As you know Fibrant burned through its $33 million dollars in certificates of participation money from its “soft” rollout in November 2010 until the “well” mysteriously ran dry in June 2011.
A perusal of Fibrant’s and the city’s financial figures last Tuesday showed Fibrant to be a huge loser in its fifth year of operation. Its interest and loan payments are monsterous. It owes millions to the water and sewer funds. Accumulated losses stagger somewhere past 12 million dollars. Money–lots of it was siphoned from the general fund (the taxpayers suffer here). Those few Fibrant subscribers out there are being double-dipped. Not only are they paying for over-priced internet and in a few cases TV service–they are being backdoored by taxes and utility bills. Also I noted money wasn’t included from bad pole wiring (run n’ gun) costs owed to Duke. Our calculations are more dire than the ones the city put out on Tuesday. The city’s figures of $50 million is bad enough. In the next few days we’ll post some numbers. We don’t do “magic math”. Remember the RFP was the only news source reporting how Fibrant was not turning any corner or making a profit. It was eating this tank town alive.
It seems that Bailey is at least made a stab at some transparency not witnessed during previous “Magic Math” sessions with Sofley. Don’t get your hopes up. Teresa Harris was an assistant to “magic math” for many years.
Reality Check: It would be nice if Fibrant looked and acted like private sector companies–you know with boards of directors and managers heading up marketing, technology, customer care, and various administrative heads. It would be fantastic if Fibrant possessed the massive buying power of large broadband corporations or could afford research and development like the big boys have or their billions of dollars. But folks that isn’t happening. And those elements combined will always outcompete and out market insular municipal broadband networks. Especially those staggering under immense debt and in a towns where its working class tax base is melting away to safer environs. Salisbury is currently not a destination or a place where many folks would risk living.

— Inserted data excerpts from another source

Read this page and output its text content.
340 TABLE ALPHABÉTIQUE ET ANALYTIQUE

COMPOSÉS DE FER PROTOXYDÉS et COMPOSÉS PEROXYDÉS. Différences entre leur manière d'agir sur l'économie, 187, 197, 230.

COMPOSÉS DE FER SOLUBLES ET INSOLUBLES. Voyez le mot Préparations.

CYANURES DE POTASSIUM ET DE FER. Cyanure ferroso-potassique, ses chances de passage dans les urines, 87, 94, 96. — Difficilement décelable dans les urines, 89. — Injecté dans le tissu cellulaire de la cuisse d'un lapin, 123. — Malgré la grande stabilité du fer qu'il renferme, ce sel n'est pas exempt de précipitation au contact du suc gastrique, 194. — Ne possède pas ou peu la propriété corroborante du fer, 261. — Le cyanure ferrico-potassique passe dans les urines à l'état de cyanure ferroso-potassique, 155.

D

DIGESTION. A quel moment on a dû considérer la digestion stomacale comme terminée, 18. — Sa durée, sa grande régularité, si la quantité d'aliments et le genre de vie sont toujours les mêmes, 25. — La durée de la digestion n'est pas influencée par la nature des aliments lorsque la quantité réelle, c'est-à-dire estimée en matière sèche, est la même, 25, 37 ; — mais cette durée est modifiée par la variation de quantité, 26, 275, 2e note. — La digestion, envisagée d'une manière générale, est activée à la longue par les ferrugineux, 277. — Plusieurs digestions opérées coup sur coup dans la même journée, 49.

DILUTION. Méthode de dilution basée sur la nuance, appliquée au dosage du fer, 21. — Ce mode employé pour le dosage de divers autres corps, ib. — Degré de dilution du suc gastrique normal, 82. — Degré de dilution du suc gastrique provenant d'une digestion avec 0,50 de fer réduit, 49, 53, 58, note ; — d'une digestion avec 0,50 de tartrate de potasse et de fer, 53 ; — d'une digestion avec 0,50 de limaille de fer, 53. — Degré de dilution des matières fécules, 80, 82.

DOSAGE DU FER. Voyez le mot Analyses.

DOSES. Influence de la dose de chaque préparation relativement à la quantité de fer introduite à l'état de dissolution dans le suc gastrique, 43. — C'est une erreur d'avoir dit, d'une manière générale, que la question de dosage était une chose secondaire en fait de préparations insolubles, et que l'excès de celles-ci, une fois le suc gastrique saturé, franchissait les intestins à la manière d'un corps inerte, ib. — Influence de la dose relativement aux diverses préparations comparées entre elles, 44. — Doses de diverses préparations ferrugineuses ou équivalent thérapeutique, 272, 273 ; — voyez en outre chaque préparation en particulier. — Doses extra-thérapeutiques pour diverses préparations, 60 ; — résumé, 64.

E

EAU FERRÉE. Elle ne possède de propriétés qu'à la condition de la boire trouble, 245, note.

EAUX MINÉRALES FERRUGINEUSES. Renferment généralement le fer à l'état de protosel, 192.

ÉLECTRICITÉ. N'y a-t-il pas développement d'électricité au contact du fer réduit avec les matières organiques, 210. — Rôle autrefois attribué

Reality Check: Fibrant can not compete in price with TWC-MAXX, AT&T Gigapower, AT&T U-Verse, DirecTV, or DISH. More subscribers will be dropping out of Fibrant to join 2,800 who already left. Fibrant is WAY over its head. Many people will not set up businesses or come live in Salisbury because of the extreme crime, lack of a fully staffed police department, Salisbury’s reputation around the state for cronyism and corruption, the D and F public schools, the 27.2% poverty, and the lack of substantial attractions.
Reality Check: Salisbury is NOT the only 10 Gig city in the USA and hardly the first. (Most people don’t need 100 Mbps let a alone a gig) Salisbury’s being the first 10 gig myth is trampled by the fact that Minneapolis and Santa Monica went 10 Gig in fall of 2014, VTel serves Vermont with 10 Gig since June 2015. Detroit’s Rocket Fiber went 10 Gig in November. Chattanooga went 10 Gig around October. All of those mentioned, except Detroit, are vastly more livable places. By the way residential customers and small businesses are not asking for 10 gigs. Most of their devices and home or office networks can’t handle ten gigs. And no everyday consumer applications exist for 10 gigs.
Salisbury has no competitive advantage when compared to Huntersville, Cary, Chapel Hill, nicer sections of Charlotte, Raleigh, or Winston-Salem.
I agree in theory it would be good for Salisbury to palm Fibrant off on some unsuspecting mom n’ pop private broadband who wants to take an extreme gamble and is prepared to wear body armor to work.
Good luck. Five years of never turning the corner or remotely coming close would be cause enough for most well-grounded business persons to fold their tent and move on. The City of Salisbury needs to get out of Fibrant anyway they can.